Re: [RFC] Scheduler issue 1, RT tasks ...

From: Davide Libenzi (davidel@xmailserver.org)
Date: Sun Dec 23 2001 - 20:20:26 EST


On Sun, 23 Dec 2001, Victor Yodaiken wrote:

> On Thu, Dec 20, 2001 at 02:36:07PM -0800, Davide Libenzi wrote:
> > > My understanding of the POSIX standard is the the highest priority
> > > task(s) are to get the cpu(s) using the standard calls. If you want to
> > > deviate from this I think the standard allows extensions, but they IMHO
> > > should be requested, not the default, so I would turn your flag around
> > > to force LOCAL, not GLOBAL.
> >
> > So, you're basically saying that for a better standard compliancy it's
> > better to have global preemption policy by default. And having users to
> > request rt tasks localization explicitly. It's fine for me.
>
> Can you please cite the passaaages in the standrd you have in mind?

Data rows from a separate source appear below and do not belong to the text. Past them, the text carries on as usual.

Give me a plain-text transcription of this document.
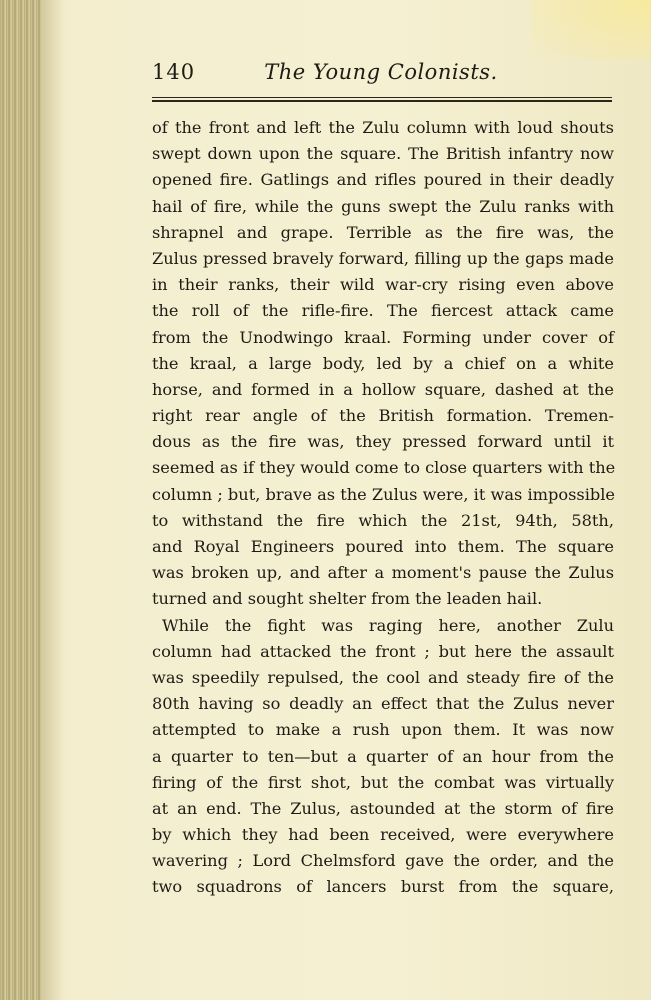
The Young Colonists.
140
of the front and left the Zulu column with loud shouts
swept down upon the square. The British infantry now
opened fire. Gatlings and rifles poured in their deadly
hail of fire, while the guns swept the Zulu ranks with
shrapnel and grape. Terrible as the fire was, the
Zulus pressed bravely forward, filling up the gaps made
in their ranks, their wild war-cry rising even above
the roll of the rifle-fire. The fiercest attack came
from the Unodwingo kraal. Forming under cover of
the kraal, a large body, led by a chief on a white
horse, and formed in a hollow square, dashed at the
right rear angle of the British formation. Tremen-
dous as the fire was, they pressed forward until it
seemed as if they would come to close quarters with the
column ; but, brave as the Zulus were, it was impossible
to withstand the fire which the 21st, 94th, 58th,
and Royal Engineers poured into them. The square
was broken up, and after a moment's pause the Zulus
turned and sought shelter from the leaden hail.
While the fight was raging here, another Zulu
column had attacked the front ; but here the assault
was speedily repulsed, the cool and steady fire of the
80th having so deadly an effect that the Zulus never
attempted to make a rush upon them. It was now
a quarter to ten—but a quarter of an hour from the
firing of the first shot, but the combat was virtually
at an end. The Zulus, astounded at the storm of fire
by which they had been received, were everywhere
wavering ; Lord Chelmsford gave the order, and the
two squadrons of lancers burst from the square,
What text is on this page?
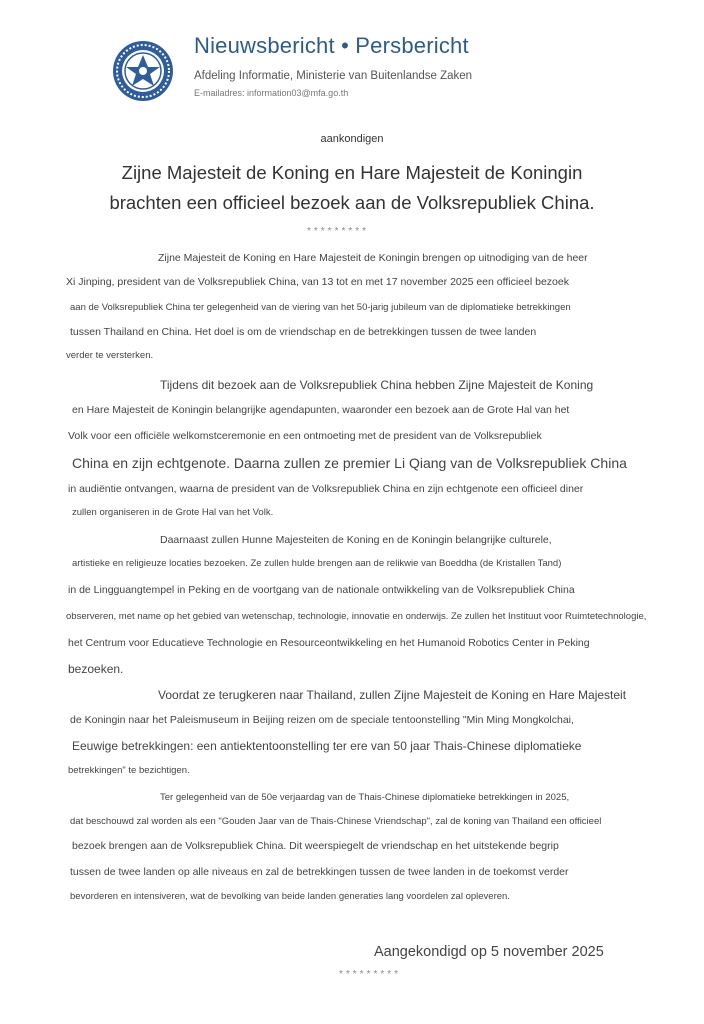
Nieuwsbericht • Persbericht
Afdeling Informatie, Ministerie van Buitenlandse Zaken
E-mailadres: information03@mfa.go.th
aankondigen
Zijne Majesteit de Koning en Hare Majesteit de Koningin
brachten een officieel bezoek aan de Volksrepubliek China.
*********
Zijne Majesteit de Koning en Hare Majesteit de Koningin brengen op uitnodiging van de heer
Xi Jinping, president van de Volksrepubliek China, van 13 tot en met 17 november 2025 een officieel bezoek
aan de Volksrepubliek China ter gelegenheid van de viering van het 50-jarig jubileum van de diplomatieke betrekkingen
tussen Thailand en China. Het doel is om de vriendschap en de betrekkingen tussen de twee landen
verder te versterken.
Tijdens dit bezoek aan de Volksrepubliek China hebben Zijne Majesteit de Koning
en Hare Majesteit de Koningin belangrijke agendapunten, waaronder een bezoek aan de Grote Hal van het
Volk voor een officiële welkomstceremonie en een ontmoeting met de president van de Volksrepubliek
China en zijn echtgenote. Daarna zullen ze premier Li Qiang van de Volksrepubliek China
in audiëntie ontvangen, waarna de president van de Volksrepubliek China en zijn echtgenote een officieel diner
zullen organiseren in de Grote Hal van het Volk.
Daarnaast zullen Hunne Majesteiten de Koning en de Koningin belangrijke culturele,
artistieke en religieuze locaties bezoeken. Ze zullen hulde brengen aan de relikwie van Boeddha (de Kristallen Tand)
in de Lingguangtempel in Peking en de voortgang van de nationale ontwikkeling van de Volksrepubliek China
observeren, met name op het gebied van wetenschap, technologie, innovatie en onderwijs. Ze zullen het Instituut voor Ruimtetechnologie,
het Centrum voor Educatieve Technologie en Resourceontwikkeling en het Humanoid Robotics Center in Peking
bezoeken.
Voordat ze terugkeren naar Thailand, zullen Zijne Majesteit de Koning en Hare Majesteit
de Koningin naar het Paleismuseum in Beijing reizen om de speciale tentoonstelling "Min Ming Mongkolchai,
Eeuwige betrekkingen: een antiektentoonstelling ter ere van 50 jaar Thais-Chinese diplomatieke
betrekkingen" te bezichtigen.
Ter gelegenheid van de 50e verjaardag van de Thais-Chinese diplomatieke betrekkingen in 2025,
dat beschouwd zal worden als een "Gouden Jaar van de Thais-Chinese Vriendschap", zal de koning van Thailand een officieel
bezoek brengen aan de Volksrepubliek China. Dit weerspiegelt de vriendschap en het uitstekende begrip
tussen de twee landen op alle niveaus en zal de betrekkingen tussen de twee landen in de toekomst verder
bevorderen en intensiveren, wat de bevolking van beide landen generaties lang voordelen zal opleveren.
Aangekondigd op 5 november 2025
*********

POSIX 1003. The doubt was if ( since the POSIX standard does not talk
about SMP ) the real time priorities apply to CPU or to the entire system.
This because the scheduler i'm working on has two kind of RT tasks, local
and global ones. Local RT tasks cannot preempt remote CPU so if, for
example, one RT task is woke up and its last CPU is running another RT
task with higher priority, the fresly woke up task will wait even if other
CPUs are running tasks wil lower priority. Global RT task will force
remote preemption in case the last CPU that ran the woke up RT task is
running another higher priority RT task. Global RT tasks have their own
queue and lock like CPUs. My old default was local RT task that was
forced by a setscheduler() flag SCHED_RTGLOBAL while George suggested that
it's better to have default global and to have this behavior forced by a
SCHED_RTLOCAL flag. I already changed the code to default to global.